In pg. 24 of his book on Galois cohomology, Serre gives the following exercise:

"Give an example of an extension $1 \to P \to E \to G \to 1$ of profinite groups with the following properties:

(i) $P$ is a pro p-group

(ii) $G$ is finite.

(iii) A Sylow p-subgroup of $G$ lifts to $E.$

(iv) $G$ does not lift to $E.$"

I am not sure how this can happen, allow me to explain. Let us start by assuming that all groups involved are finite. Suppose that $S$ is a Sylow $p$-subgroup of $G$ and that it lifts to $E.$ Taking the fiber product along the inclusion $S \to G,$ we get the exact sequence
$$1 \rightarrow P \rightarrow E \times_G S \to S \rightarrow 1.$$ By the assumption that $S$ lifts to $E,$ this exact sequence is split.
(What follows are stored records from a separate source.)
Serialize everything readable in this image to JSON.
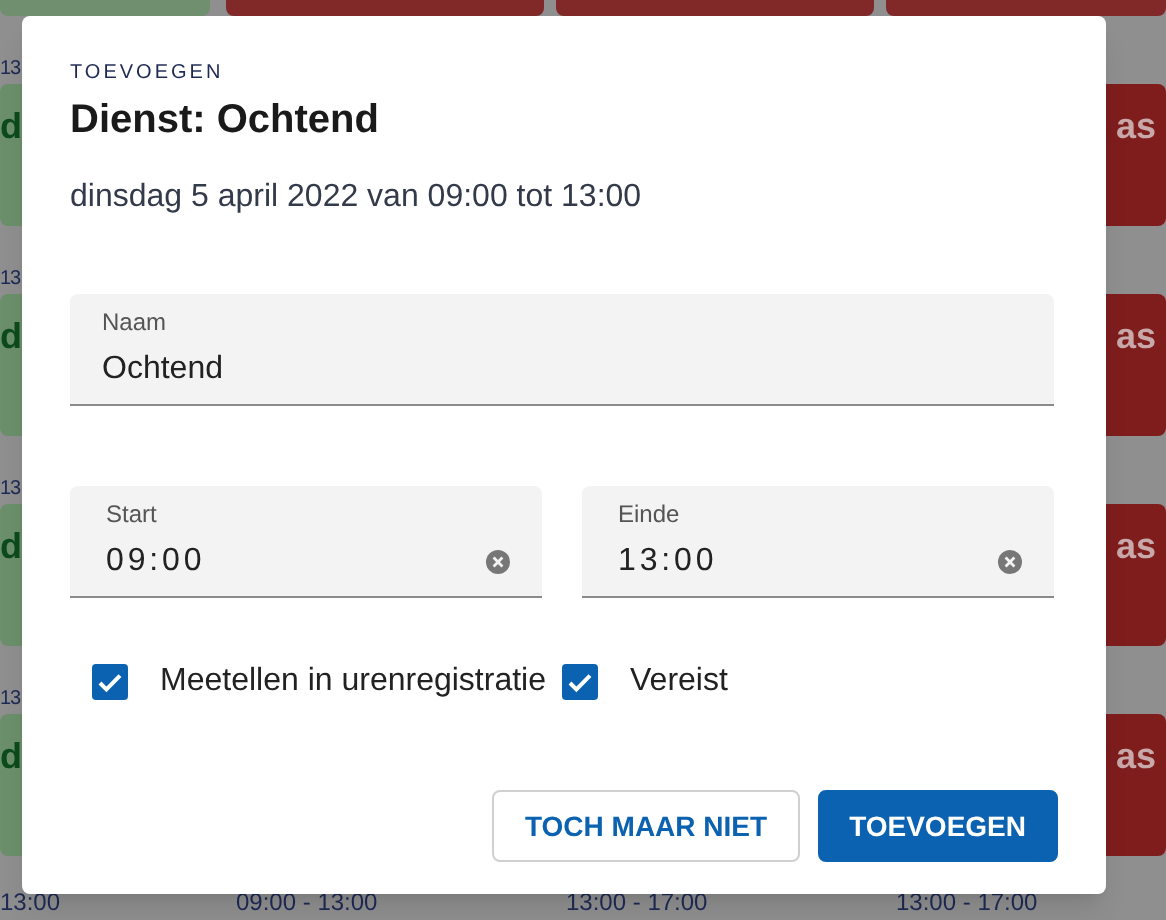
{
  "schedule": {
    "columns": [
      {
        "color": "#6b8f6b",
        "times": [
          "13",
          "13",
          "13",
          "13"
        ],
        "labels": [
          "d",
          "d",
          "d",
          "d"
        ],
        "footer_time": "13:00"
      },
      {
        "color": "#7f1d1d",
        "footer_time": "09:00 - 13:00"
      },
      {
        "color": "#7f1d1d",
        "footer_time": "13:00 - 17:00"
      },
      {
        "color": "#7f1d1d",
        "labels": [
          "as",
          "as",
          "as",
          "as"
        ],
        "footer_time": "13:00 - 17:00"
      }
    ]
  },
  "dialog": {
    "overline": "TOEVOEGEN",
    "title": "Dienst: Ochtend",
    "subtitle": "dinsdag 5 april 2022 van 09:00 tot 13:00",
    "name_field": {
      "label": "Naam",
      "value": "Ochtend"
    },
    "time_fields": [
      {
        "label": "Start",
        "value": "09:00"
      },
      {
        "label": "Einde",
        "value": "13:00"
      }
    ],
    "checkboxes": [
      {
        "label": "Meetellen in urenregistratie",
        "checked": true
      },
      {
        "label": "Vereist",
        "checked": true
      }
    ],
    "buttons": [
      {
        "label": "TOCH MAAR NIET",
        "kind": "outlined"
      },
      {
        "label": "TOEVOEGEN",
        "kind": "filled"
      }
    ]
  }
}
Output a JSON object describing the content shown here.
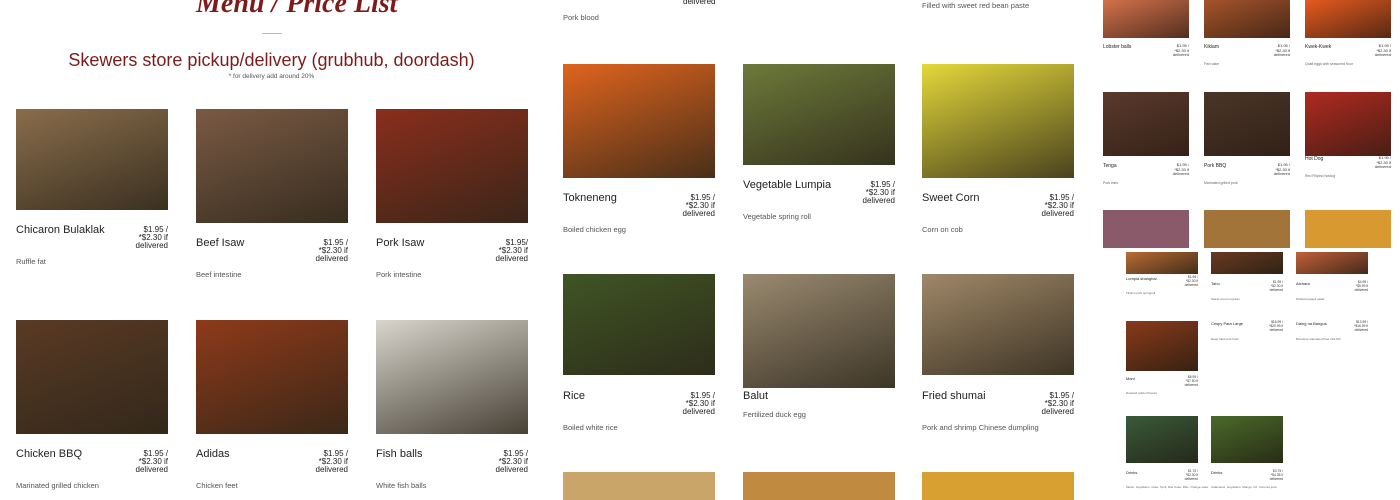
{
  "header": {
    "title": "Menu / Price List",
    "subtitle": "Skewers store pickup/delivery (grubhub, doordash)",
    "note": "* for delivery add around 20%"
  },
  "top_fragments": {
    "pork_blood": "Pork blood",
    "delivered_top": "delivered",
    "filled_sweet": "Filled with sweet red  bean paste"
  },
  "price_line1": "$1.95 /",
  "price_line2": "*$2.30 if",
  "price_line3": "delivered",
  "items": [
    {
      "name": "Chicaron Bulaklak",
      "desc": "Ruffle fat",
      "price": [
        "$1.95 /",
        "*$2.30 if",
        "delivered"
      ],
      "color": "#8a6d4b"
    },
    {
      "name": "Beef Isaw",
      "desc": "Beef intestine",
      "price": [
        "$1.95 /",
        "*$2.30 if",
        "delivered"
      ],
      "color": "#7a5a44"
    },
    {
      "name": "Pork Isaw",
      "desc": "Pork intestine",
      "price": [
        "$1.95/",
        "*$2.30 if",
        "delivered"
      ],
      "color": "#8a2e1c"
    },
    {
      "name": "Chicken BBQ",
      "desc": "Marinated grilled chicken",
      "price": [
        "$1.95 /",
        "*$2.30 if",
        "delivered"
      ],
      "color": "#5a3a24"
    },
    {
      "name": "Adidas",
      "desc": "Chicken feet",
      "price": [
        "$1.95 /",
        "*$2.30 if",
        "delivered"
      ],
      "color": "#8e3a1a"
    },
    {
      "name": "Fish balls",
      "desc": "White fish balls",
      "price": [
        "$1.95 /",
        "*$2.30 if",
        "delivered"
      ],
      "color": "#d9d5cc"
    },
    {
      "name": "Tokneneng",
      "desc": "Boiled chicken egg",
      "price": [
        "$1.95 /",
        "*$2.30 if",
        "delivered"
      ],
      "color": "#e0641e"
    },
    {
      "name": "Vegetable Lumpia",
      "desc": "Vegetable  spring roll",
      "price": [
        "$1.95 /",
        "*$2.30 if",
        "delivered"
      ],
      "color": "#6d7a3a"
    },
    {
      "name": "Sweet Corn",
      "desc": "Corn on cob",
      "price": [
        "$1.95 /",
        "*$2.30 if",
        "delivered"
      ],
      "color": "#e4d83a"
    },
    {
      "name": "Rice",
      "desc": "Boiled white rice",
      "price": [
        "$1.95 /",
        "*$2.30 if",
        "delivered"
      ],
      "color": "#3f5524"
    },
    {
      "name": "Balut",
      "desc": "Fertilized duck egg",
      "price": [
        "",
        "",
        ""
      ],
      "color": "#9a8a70"
    },
    {
      "name": "Fried shumai",
      "desc": "Pork and shrimp Chinese dumpling",
      "price": [
        "$1.95 /",
        "*$2.30 if",
        "delivered"
      ],
      "color": "#a08868"
    }
  ],
  "bottom_strip_colors": [
    "#c9a56a",
    "#c08a40",
    "#d8a030"
  ],
  "small_items": [
    {
      "name": "Lobster balls",
      "desc": "",
      "price": [
        "$1.95 /",
        "*$2.30 if",
        "delivered"
      ],
      "color": "#d4714a"
    },
    {
      "name": "Kikiam",
      "desc": "Fish cake",
      "price": [
        "$1.95 /",
        "*$2.30 if",
        "delivered"
      ],
      "color": "#a5542a"
    },
    {
      "name": "Kwek-Kwek",
      "desc": "Quail eggs with seasoned flour",
      "price": [
        "$1.95 /",
        "*$2.30 if",
        "delivered"
      ],
      "color": "#e65a1e"
    },
    {
      "name": "Tenga",
      "desc": "Pork ears",
      "price": [
        "$1.95 /",
        "*$2.30 if",
        "delivered"
      ],
      "color": "#5a3a2c"
    },
    {
      "name": "Pork BBQ",
      "desc": "Marinated  grilled pork",
      "price": [
        "$1.95 /",
        "*$2.30 if",
        "delivered"
      ],
      "color": "#4a3628"
    },
    {
      "name": "Hot Dog",
      "desc": "Red Filipino hotdog",
      "price": [
        "$1.95 /",
        "*$2.30 if",
        "delivered"
      ],
      "color": "#b02a20"
    }
  ],
  "small_row3_colors": [
    "#8a5a6a",
    "#a2743a",
    "#d89a30"
  ],
  "tiny_items": [
    {
      "name": "Lumpia shanghai",
      "desc": "Filipino pork springroll",
      "price": [
        "$1.95 /",
        "*$2.30 if",
        "delivered"
      ],
      "color": "#b86c34"
    },
    {
      "name": "Taho",
      "desc": "Sweet cured soybean",
      "price": [
        "$1.95 /",
        "*$2.30 if",
        "delivered"
      ],
      "color": "#6a3a22"
    },
    {
      "name": "Atchara",
      "desc": "Pickled papaya salad",
      "price": [
        "$4.99 /",
        "*$5.99 if",
        "delivered"
      ],
      "color": "#c2603a"
    },
    {
      "name": "Crispy Pata Large",
      "desc": "Deep fried pork hock",
      "price": [
        "$16.99 /",
        "*$20.99 if",
        "delivered"
      ],
      "color": "#7a4424"
    },
    {
      "name": "Daing na Bangus",
      "desc": "Boneless marinated fried milk fish",
      "price": [
        "$13.99 /",
        "*$16.99 if",
        "delivered"
      ],
      "color": "#9a6a3a"
    },
    {
      "name": "Mani",
      "desc": "Roasted Adobo Peanut",
      "price": [
        "$6.99 /",
        "*$7.50 if",
        "delivered"
      ],
      "color": "#8a3a1a"
    },
    {
      "name": "Drinks",
      "desc": "Melon, Guyabano, Coke, Sprit, Diet Coke, RGL, Orange soda",
      "price": [
        "$1.75 /",
        "*$2.30 if",
        "delivered"
      ],
      "color": "#3a5a3a"
    },
    {
      "name": "Drinks",
      "desc": "Calamansi, Guyabano, Mango, C2, Coconut juice",
      "price": [
        "$3.75 /",
        "*$4.35 if",
        "delivered"
      ],
      "color": "#4a6a2a"
    }
  ]
}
If $P$ is an abelian $p$-group, this should imply that there is a lift of $G$ to $E,$ since the map $res:H^2(G,P) \to H^2(S,P)$ is injective by the assumption that $S$ is a Sylow $p$-subgroup.

Now, it seems to me that using the above argument for when $P$ is an abelian $p$-group, we should be able to do some devissage argument to show that given any extension $1 \to P \to E \to G \to 1$ of profinite groups and a lift of a Sylow $p$-subgroup of $G$ to $E$ as in the exercise, there is a lift of $G$ to $E$ as well. But this is in contradiction to the exercise.

Obviously, this means I have made a mistake in my thinking, but I have spent some time on it but can not seem to find it. Could someone help me finding where this mistake is?

**Update**
I now see where my mistake lies. I will post this as an answer tomorrow.